Laboratory Tests[edit]

  • Imaging:
  • Transvaginal ultrasound to detect multiple ovarian follicles arranged in a "string of pearls" pattern.

Treatment[edit]

There is no cure for PCOS, but symptoms can be managed through a combination of lifestyle modifications, medications, and supportive therapies.

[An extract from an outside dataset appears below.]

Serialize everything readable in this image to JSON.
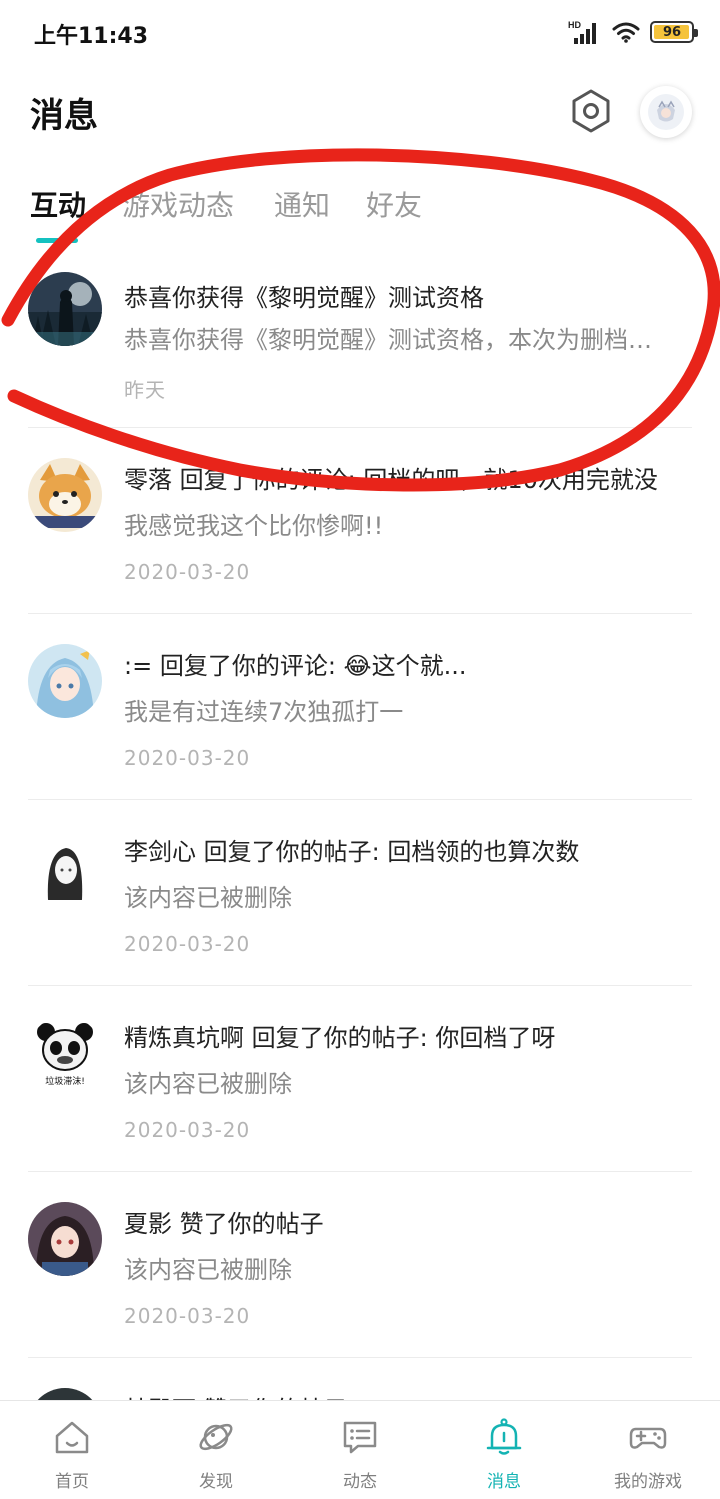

Lifestyle Modifications[edit]

  • Dietary Changes:
  • A low-glycemic index (GI) diet helps improve insulin resistance.
  • Increased intake of fiber-rich foods, lean proteins, and healthy fats.
  • Exercise:
  • Regular aerobic exercise and resistance training improve metabolic health.
  • Weight loss of just 5-10% can significantly improve symptoms and fertility.

Medications[edit]

  • Hormonal Therapy:
  • Combined oral contraceptives regulate menstrual cycles and reduce androgen levels.
  • Anti-androgens (e.g., spironolactone, finasteride) help with hirsutism and acne.
  • Metformin:
  • A biguanide drug used to treat insulin resistance and reduce androgen levels.
  • Helps restore ovulation in some individuals.
  • Fertility Treatments:
  • Ovulation induction agents such as clomiphene citrate or letrozole.
  • In vitro fertilization (IVF) may be necessary in some cases.

Complications[edit]

PCOS is associated with several long-term health risks, including:

  • Reproductive Complications:
  • Infertility due to chronic anovulation
  • Increased risk of pregnancy complications such as gestational diabetes and preeclampsia.
  • Cancer Risk:
  • Prolonged exposure to unopposed estrogen increases the risk of endometrial hyperplasia and endometrial cancer.

Prognosis[edit]

PCOS is a lifelong condition, but its symptoms and complications can be effectively managed with proper treatment and lifestyle modifications. Early diagnosis and intervention improve outcomes and reduce the risk of complications.